Unverdienbare Geschenke

Akademieabend im Jakobushaus Goslar beschäftigte sich mit Gelassenheit und Vergebung

Goslar (bph) Gelassenheit kann man nicht erzwingen, Vergebung noch weniger. Mit dieser beruhigenden Erkenntnis gingen die Besucher am Samstagabend nach dem Akademieabend „Verzeihung braucht Gelassenheit“ im St. Jakobushaus Goslar nach Hause. Für beide Seelenzustände kann man zwar eine Menge tun, referierten die beiden renommierten Experten Prof. Dr. Walter Schweidler und Dr. Dagmar Stoltmann. Letztlich bleiben sie jedoch vor allem – ein Geschenk!

Selbst einen Begriff wie „Gelassenheit“ kann man systematisch untersuchen und analysieren. Der Jurist und Philosoph Prof. Dr. Walter Schweidler, der einen Lehrstuhl für Philosophie an der Ruhr-Universität Bochum bekleidet, hat es getan. Seine Definition von Gelassenheit: das Wissen darum, dass es etwas Wichtigeres gibt als das eigene Leben und die Überzeugung, dies auch gegen Widerstände tun zu müssen. Dem religiösen Menschen hilft dabei der Glaube an einen Gott, die Überzeugung, dem Weltwillen Gottes gerecht zu werden. Gelassenheit ist dabei die goldene Mitte zwischen Fanatismus und Zynismus: Wer seinen eigenen Willen fanatisch durchsetzen will, ist nach Überzeugung des Philosophen eben so wenig gelassen wie ein Mensch, der sich angesichts der vermeintlichen Schlechtigkeit der Welt in Zynismus flüchtet.

Erzwingen kann man echte Gelassenheit nicht. „Wie man gelassen wird, kann ich Ihnen auch nicht sagen“, bekannte der Bochumer Professor. Er hat aber verschiedene Hindernisse ausgemacht, die der echten Gelassenheit im Wege stehen. So zum Beispiel das berechnende Denken. Wer bei allen Dingen immer nur deren Wert im Sinne habe, könne niemals zweckfrei genießen und damit auch nicht gelassen sein. Und auch der Optionalismus vieler Menschen macht nach Schweidlers Ansicht ungelassen: Man müsse nicht in jedem Lebensalter immer alles können müssen. Wer akzeptiert, dass er im Alter nicht mehr körperliche Höchstleistungen vollbringen kann, sei auf dem Weg zur Gelassenheit. Erzwingen kann er sie jedoch nicht.

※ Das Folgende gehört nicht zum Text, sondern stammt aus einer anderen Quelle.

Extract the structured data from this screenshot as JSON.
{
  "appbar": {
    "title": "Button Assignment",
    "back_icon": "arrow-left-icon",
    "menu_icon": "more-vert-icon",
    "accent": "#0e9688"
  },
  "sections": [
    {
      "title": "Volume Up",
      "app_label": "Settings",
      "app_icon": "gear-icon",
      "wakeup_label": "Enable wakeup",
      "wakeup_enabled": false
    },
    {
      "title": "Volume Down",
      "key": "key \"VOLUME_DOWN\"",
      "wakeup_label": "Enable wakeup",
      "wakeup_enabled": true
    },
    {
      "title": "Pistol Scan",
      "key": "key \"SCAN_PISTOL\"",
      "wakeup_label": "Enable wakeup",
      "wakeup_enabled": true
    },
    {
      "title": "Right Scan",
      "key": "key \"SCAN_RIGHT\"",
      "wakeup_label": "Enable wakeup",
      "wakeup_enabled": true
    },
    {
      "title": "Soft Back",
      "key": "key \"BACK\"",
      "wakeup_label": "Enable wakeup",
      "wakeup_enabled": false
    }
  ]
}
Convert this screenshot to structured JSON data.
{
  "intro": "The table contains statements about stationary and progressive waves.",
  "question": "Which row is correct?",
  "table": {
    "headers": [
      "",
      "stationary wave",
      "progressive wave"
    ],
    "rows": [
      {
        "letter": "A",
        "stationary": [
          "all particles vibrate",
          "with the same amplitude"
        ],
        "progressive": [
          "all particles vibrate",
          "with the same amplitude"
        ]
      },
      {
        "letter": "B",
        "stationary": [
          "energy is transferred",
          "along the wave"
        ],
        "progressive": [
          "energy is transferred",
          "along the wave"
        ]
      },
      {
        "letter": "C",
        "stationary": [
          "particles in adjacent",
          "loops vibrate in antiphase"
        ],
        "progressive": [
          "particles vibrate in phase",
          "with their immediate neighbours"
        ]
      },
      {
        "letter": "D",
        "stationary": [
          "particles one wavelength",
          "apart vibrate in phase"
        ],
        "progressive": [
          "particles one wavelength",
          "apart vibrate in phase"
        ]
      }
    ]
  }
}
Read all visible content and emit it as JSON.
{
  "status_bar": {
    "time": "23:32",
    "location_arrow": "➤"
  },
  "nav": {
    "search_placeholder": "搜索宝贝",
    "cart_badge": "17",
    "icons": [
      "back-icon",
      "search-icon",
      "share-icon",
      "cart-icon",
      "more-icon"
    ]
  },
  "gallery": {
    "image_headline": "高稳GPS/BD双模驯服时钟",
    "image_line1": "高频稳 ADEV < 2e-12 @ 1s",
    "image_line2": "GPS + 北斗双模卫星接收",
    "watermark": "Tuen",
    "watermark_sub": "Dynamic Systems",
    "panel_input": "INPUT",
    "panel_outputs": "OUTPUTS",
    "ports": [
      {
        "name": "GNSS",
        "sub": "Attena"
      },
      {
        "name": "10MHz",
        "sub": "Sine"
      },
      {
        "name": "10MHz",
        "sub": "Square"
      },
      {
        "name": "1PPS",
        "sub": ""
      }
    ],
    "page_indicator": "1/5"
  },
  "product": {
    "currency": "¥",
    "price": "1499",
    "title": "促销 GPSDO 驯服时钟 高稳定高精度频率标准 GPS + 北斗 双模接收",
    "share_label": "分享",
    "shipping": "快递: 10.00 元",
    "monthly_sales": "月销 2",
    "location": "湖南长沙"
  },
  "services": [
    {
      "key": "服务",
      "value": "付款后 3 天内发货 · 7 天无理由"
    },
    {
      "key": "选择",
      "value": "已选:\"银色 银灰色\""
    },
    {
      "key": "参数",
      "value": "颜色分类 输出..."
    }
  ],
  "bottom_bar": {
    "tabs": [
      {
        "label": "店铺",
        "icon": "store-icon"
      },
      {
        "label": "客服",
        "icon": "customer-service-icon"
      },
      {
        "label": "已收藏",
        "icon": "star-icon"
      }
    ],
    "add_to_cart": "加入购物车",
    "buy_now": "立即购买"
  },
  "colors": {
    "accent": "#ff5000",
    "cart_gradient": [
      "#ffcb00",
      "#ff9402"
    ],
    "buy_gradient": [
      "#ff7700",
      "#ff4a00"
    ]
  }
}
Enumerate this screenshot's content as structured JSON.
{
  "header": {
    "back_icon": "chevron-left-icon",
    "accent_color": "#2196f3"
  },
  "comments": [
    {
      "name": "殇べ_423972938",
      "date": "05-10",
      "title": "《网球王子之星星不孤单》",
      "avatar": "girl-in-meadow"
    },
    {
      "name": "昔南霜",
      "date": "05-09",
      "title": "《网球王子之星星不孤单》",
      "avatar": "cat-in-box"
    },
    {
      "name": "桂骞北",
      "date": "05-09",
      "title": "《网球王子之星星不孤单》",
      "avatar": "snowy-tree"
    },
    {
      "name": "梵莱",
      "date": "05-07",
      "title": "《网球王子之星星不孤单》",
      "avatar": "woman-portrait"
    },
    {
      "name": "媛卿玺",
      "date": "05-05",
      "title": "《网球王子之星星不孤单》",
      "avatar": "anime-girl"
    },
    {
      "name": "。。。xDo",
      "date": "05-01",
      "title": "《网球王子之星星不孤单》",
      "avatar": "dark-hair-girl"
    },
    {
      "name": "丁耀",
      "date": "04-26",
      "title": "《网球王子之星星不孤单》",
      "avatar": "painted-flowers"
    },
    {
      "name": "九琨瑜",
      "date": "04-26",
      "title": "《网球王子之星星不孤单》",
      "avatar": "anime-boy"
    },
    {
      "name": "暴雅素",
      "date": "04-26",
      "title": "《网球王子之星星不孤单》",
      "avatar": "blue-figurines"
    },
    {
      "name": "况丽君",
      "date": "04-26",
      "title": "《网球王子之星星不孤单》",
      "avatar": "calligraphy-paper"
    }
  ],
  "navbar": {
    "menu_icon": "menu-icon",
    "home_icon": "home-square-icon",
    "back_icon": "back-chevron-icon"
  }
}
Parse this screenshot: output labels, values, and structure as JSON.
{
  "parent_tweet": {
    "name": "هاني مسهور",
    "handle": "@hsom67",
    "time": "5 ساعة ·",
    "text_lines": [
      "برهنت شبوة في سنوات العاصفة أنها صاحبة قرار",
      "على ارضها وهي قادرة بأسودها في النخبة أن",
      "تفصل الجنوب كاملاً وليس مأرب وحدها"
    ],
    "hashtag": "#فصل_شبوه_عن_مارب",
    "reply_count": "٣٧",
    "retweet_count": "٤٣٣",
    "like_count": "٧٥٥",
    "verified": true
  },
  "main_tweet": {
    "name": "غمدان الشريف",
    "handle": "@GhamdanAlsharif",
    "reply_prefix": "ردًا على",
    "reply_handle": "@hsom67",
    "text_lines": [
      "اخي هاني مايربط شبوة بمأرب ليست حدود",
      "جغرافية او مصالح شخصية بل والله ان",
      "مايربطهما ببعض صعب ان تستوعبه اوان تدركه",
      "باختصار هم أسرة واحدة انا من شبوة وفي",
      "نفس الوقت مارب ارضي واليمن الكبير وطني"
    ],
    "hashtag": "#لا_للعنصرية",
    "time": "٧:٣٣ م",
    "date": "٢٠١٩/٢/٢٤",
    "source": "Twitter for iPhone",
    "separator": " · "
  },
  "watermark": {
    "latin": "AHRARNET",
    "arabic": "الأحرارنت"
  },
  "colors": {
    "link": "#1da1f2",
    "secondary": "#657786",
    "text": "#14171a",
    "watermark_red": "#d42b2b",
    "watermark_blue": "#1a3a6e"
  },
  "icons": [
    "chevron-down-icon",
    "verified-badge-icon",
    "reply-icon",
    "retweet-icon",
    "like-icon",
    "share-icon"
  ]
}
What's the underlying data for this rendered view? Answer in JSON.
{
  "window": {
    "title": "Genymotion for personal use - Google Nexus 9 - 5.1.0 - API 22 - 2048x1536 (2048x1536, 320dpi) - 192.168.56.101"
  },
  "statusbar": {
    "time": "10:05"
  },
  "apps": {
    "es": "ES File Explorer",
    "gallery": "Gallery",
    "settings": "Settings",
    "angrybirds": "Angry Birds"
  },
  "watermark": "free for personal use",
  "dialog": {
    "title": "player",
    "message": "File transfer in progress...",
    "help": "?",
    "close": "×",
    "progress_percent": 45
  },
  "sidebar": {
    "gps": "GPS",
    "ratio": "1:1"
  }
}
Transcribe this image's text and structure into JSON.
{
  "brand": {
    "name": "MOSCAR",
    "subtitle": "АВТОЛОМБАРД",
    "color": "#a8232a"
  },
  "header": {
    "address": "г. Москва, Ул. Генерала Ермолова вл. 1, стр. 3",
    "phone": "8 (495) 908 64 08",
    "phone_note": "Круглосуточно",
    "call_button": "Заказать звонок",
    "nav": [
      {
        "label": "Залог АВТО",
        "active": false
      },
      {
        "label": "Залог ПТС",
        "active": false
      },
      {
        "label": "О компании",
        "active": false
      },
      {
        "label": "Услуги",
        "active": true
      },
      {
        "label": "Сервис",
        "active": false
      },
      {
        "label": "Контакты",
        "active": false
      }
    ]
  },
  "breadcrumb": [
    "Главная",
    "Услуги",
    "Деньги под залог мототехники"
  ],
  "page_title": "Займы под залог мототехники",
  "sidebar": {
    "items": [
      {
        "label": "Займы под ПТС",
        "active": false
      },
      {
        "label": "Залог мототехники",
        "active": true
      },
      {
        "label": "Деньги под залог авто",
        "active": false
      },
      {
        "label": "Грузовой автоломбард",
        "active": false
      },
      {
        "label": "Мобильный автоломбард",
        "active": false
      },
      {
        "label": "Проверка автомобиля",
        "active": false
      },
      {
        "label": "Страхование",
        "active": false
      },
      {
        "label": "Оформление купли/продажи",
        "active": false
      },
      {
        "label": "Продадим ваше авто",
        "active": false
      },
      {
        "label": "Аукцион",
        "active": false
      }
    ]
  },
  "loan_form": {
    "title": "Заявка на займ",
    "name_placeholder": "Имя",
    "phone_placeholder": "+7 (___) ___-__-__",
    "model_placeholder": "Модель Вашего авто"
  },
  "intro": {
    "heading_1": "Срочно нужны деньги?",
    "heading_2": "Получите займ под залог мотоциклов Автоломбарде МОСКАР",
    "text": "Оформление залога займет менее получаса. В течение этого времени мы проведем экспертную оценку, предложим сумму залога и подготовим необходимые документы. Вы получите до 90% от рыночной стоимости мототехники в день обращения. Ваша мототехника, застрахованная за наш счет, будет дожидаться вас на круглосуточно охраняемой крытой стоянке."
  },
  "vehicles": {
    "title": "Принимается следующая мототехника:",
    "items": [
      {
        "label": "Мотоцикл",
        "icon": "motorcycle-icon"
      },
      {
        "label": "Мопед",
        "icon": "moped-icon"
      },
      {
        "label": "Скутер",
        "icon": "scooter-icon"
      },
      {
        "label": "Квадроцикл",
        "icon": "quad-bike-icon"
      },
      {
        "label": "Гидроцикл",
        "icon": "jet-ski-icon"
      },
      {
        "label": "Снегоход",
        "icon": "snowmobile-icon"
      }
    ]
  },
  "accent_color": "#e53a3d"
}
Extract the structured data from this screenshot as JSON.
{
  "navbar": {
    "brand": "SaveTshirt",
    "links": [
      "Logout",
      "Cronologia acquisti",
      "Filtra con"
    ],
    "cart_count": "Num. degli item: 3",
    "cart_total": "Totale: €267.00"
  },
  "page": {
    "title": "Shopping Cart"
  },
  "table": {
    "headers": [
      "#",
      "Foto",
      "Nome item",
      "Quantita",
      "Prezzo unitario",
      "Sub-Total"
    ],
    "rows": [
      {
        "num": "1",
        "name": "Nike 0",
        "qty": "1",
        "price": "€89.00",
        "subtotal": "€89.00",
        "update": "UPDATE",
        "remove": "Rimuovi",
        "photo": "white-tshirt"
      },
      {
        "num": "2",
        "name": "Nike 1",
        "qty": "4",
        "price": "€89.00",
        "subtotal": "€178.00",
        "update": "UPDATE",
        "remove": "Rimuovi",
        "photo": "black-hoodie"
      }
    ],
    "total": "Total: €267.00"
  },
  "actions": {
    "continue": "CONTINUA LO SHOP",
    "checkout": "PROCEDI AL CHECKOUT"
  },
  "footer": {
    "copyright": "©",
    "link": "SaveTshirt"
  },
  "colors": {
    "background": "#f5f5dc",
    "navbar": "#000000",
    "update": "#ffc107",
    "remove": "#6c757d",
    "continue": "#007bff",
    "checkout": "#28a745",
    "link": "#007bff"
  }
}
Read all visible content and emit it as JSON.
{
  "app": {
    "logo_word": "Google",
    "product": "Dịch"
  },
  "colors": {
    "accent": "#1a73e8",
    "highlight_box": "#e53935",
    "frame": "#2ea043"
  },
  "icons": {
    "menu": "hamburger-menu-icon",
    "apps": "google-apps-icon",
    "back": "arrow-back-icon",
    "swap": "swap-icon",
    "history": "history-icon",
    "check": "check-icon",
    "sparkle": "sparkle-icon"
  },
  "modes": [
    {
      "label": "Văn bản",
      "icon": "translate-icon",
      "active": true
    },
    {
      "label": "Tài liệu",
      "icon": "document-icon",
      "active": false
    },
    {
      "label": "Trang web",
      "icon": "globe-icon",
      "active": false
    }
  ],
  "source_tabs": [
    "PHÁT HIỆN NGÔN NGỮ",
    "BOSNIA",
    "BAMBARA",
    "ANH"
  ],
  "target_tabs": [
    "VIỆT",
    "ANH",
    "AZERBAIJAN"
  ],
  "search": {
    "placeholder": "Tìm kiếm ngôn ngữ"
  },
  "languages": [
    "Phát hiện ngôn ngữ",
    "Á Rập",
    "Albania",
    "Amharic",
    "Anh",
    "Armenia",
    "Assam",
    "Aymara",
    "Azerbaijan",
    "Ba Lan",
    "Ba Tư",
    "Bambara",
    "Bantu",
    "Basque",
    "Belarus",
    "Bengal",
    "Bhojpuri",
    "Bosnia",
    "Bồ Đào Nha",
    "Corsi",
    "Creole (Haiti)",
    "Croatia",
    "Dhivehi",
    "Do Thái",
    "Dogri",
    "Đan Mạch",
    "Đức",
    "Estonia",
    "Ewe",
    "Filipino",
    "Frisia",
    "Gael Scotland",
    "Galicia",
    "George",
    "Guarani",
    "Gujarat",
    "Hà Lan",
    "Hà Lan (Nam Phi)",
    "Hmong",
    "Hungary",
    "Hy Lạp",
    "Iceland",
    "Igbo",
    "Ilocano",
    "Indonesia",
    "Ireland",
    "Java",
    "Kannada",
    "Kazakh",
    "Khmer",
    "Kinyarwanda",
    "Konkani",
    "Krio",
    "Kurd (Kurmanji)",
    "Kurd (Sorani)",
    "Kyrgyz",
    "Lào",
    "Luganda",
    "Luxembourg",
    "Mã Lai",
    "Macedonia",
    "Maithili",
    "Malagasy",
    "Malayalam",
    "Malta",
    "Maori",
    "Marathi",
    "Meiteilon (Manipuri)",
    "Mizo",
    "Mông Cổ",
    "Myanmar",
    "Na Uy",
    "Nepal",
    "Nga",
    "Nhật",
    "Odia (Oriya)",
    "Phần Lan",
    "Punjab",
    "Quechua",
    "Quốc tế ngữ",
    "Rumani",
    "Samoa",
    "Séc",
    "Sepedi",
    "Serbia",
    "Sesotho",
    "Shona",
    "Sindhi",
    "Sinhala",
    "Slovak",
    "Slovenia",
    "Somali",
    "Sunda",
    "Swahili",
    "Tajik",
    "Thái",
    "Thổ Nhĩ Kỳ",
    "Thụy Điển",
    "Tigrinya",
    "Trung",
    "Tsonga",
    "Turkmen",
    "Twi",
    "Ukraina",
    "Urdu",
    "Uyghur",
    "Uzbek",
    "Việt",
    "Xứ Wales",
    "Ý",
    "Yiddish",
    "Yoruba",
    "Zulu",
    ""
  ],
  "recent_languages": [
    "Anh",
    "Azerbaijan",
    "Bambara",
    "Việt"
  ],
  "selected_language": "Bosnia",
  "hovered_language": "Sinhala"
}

Eben so wenig wie Verzeihung. Das machte Dr. Dagmar Stoltmann, Referentin für theologische Grundfragen im Bischöflichen Generalvikariat Hildesheim, in ihrem Vortrag deutlich. Und sie räumte mit einigen Vorurteilen auf: Vergeben sei zwar ein christlicher Wert, könne aber von keinem Christen eingefordert werden. „Man muss innerlich bereit dazu sein“, so die Theologin – und das braucht manchmal Zeit. Denn verzeihen bedeutet, zur Tat zurück zu kehren. Ein schmerzhafter Prozess – für Täter wie Opfer. Zu diesem Akt der Selbstentblößung kann man aber niemanden zwingen. „Reue ist nichts für Schwächlinge“, brachte es Stoltmann auf den Punkt.

Wenig hält die Theologin auch vom „Vergeben und Vergessen“. Beides will sie voneinander trennen: Wenn ein Opfer dem Täter vergibt, dann wird ein neues Miteinander möglich. Doch auch dann bleibt oft eine Narbe auf der Seele des Opfers: „Narben sind Mahnmale für Erinnerungen, die zwar den Stachel der Qual verloren haben, aber eine leise Traurigkeit behalten“, so Stoltmann fast lyrisch. Die rege Diskussion, die vom ehemaligen Akademiedirektor Dr. Andreas Fritzsche geleitet wurde, zeigte dann noch einmal, wie wenig man sich Gelassenheit und Verzeihung erarbeiten kann. Sie bleiben ein Gabe, die oft unverdient verschenkt wird.